What would be the advantage of building such a string at redisplay
time?  Consing a short string is very fast, and has the advantage of
being done only when needed (by contrast, display code is many times
invoked for reasons utterly unrelated to actually displaying stuff).

> >> I never meant to adjust indentation (that is, to change the contents of 
> >> the buffer): just to display existing leading spaces differently based on 
> >> the contents of previous line. 
> > 
> > We never do that with the existing indentation machinery, either.
> Wait, never do what?

What you say in the sentence I quoted: display existing leading spaces
differently based on the contents of previous line.
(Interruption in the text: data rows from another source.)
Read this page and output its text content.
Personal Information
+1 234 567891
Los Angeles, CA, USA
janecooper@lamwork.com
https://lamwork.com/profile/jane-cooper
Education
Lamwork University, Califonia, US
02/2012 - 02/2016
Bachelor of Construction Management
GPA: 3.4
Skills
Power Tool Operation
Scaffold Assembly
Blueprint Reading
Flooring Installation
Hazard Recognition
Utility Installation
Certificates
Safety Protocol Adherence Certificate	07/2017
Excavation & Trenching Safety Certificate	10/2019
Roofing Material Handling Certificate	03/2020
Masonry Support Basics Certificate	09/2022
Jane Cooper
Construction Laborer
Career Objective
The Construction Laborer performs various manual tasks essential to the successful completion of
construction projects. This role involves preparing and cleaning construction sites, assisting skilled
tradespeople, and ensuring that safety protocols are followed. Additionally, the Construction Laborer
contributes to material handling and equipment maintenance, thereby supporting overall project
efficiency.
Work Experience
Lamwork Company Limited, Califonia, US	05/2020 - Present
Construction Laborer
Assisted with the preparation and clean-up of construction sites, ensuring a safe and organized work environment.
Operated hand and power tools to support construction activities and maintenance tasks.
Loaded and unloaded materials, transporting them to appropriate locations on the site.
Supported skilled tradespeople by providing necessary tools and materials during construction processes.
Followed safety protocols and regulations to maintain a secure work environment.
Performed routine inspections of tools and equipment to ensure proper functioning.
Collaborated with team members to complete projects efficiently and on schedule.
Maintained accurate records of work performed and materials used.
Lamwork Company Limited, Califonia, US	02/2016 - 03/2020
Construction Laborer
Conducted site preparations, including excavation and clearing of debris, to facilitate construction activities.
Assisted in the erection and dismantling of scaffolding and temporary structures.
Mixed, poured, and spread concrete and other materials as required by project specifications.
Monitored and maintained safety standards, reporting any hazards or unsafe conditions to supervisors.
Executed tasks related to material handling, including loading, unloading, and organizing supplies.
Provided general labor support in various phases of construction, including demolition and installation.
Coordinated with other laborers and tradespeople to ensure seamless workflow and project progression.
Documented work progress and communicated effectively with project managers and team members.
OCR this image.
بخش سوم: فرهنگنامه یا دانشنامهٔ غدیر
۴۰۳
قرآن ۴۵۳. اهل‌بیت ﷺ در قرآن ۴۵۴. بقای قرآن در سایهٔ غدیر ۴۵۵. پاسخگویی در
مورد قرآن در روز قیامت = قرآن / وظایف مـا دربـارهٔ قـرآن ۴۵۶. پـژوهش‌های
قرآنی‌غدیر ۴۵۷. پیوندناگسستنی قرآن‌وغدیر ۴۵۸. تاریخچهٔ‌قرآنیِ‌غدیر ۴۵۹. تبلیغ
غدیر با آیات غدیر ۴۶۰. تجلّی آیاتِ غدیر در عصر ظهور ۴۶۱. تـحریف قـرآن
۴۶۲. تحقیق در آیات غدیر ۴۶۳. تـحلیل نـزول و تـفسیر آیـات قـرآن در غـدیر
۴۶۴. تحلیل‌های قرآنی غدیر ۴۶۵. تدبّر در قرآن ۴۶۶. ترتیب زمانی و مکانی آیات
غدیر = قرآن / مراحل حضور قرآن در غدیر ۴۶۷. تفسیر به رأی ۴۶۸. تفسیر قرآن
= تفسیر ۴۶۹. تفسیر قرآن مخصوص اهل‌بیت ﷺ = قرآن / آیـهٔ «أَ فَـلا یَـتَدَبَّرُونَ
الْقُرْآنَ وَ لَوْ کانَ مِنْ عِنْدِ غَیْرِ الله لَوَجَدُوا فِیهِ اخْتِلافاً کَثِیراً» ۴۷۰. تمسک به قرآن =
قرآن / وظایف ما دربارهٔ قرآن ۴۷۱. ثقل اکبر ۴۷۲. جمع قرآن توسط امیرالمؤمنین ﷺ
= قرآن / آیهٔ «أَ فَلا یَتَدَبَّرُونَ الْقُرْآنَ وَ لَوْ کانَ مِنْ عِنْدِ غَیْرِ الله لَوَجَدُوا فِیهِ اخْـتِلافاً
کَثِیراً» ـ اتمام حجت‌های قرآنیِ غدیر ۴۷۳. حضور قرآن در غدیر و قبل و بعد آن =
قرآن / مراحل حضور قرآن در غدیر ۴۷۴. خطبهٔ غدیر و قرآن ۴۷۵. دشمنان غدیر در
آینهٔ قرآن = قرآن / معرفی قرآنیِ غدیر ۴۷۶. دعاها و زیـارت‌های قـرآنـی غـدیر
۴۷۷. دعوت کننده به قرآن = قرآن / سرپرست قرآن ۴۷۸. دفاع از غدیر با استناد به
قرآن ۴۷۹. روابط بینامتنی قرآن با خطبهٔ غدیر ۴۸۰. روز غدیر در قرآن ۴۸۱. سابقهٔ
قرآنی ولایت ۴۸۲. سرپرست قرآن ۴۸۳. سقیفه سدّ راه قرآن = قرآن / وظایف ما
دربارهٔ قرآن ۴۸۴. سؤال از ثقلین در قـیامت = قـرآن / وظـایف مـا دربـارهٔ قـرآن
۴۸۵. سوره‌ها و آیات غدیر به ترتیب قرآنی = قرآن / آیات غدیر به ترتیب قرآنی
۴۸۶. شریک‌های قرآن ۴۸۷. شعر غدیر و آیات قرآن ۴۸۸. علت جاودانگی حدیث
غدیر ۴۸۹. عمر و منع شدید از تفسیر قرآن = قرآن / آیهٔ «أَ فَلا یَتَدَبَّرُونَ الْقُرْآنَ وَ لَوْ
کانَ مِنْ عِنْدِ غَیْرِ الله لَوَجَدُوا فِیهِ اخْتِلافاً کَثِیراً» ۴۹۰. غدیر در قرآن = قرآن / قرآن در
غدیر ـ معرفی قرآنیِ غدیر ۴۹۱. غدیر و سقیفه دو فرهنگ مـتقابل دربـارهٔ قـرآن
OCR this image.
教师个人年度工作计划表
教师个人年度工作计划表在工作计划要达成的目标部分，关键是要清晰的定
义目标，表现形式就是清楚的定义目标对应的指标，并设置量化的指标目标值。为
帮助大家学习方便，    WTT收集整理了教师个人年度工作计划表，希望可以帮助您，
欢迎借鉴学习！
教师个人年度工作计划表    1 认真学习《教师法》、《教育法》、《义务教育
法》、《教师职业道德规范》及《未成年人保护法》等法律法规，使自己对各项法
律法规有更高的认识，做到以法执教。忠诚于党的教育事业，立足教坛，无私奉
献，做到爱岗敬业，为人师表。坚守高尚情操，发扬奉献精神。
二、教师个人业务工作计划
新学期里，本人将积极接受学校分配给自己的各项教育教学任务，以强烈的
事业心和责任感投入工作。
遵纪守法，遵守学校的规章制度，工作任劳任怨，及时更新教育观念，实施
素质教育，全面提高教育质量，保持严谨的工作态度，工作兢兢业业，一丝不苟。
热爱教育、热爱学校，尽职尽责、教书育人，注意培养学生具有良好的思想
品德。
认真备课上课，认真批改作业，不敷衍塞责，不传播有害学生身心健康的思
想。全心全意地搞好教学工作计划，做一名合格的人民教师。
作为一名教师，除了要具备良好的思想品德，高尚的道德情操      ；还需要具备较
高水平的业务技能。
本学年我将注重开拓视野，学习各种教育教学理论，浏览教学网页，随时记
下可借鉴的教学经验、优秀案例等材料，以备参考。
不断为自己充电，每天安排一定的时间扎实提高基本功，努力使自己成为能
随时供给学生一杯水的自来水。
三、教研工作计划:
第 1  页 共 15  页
> >>> In any case, I'd suggest to reindent via buffer-modification hooks, 
> >>> not as part of redisplay.
> >>
> >> Right, and that's why I worry about performance.
> > 
> > Then don't automatically reindent, let the user initiate that.
> The feature I'm offering is like font-locking, not like reindenting: it 
> changes the display of existing buffer elements in a way that doesn't modify 
> the underlying text.  Given this, it makes more sense to me to run it 
> automatically (rather than on demand)

"Automatically" doesn't necessarily mean "like font-lock".  I think we
should know better than get ourselves once again into an adventure
like font-lock, which even today, with JIT and all the years of
experience and improvements, is still a headache, if not a PITA.  If
there's no other way to do something that's really necessary, fine;
but we should avoid such features as much as possible.

For example, in this case, I'm beginning to think that we should
render SPC characters similarly to what we do with TABs: produce a
stretch glyph of a suitably computed width, and perhaps introduce a
variable space-width (like tab-width) to help Lisp programs with
controlling that.  Note that 'space' display property supports values
that are symbols, in which case it uses the symbol's value -- this
allows Lisp programs to change the value of a buffer-local binding of
the symbol, and have the indentation change at the next redisplay
cycle (a.k.a. "immediately").  Doesn't that provide a better way for
controlling indentation than font-lock style scanning of the visible
portion of the buffer "just in time"?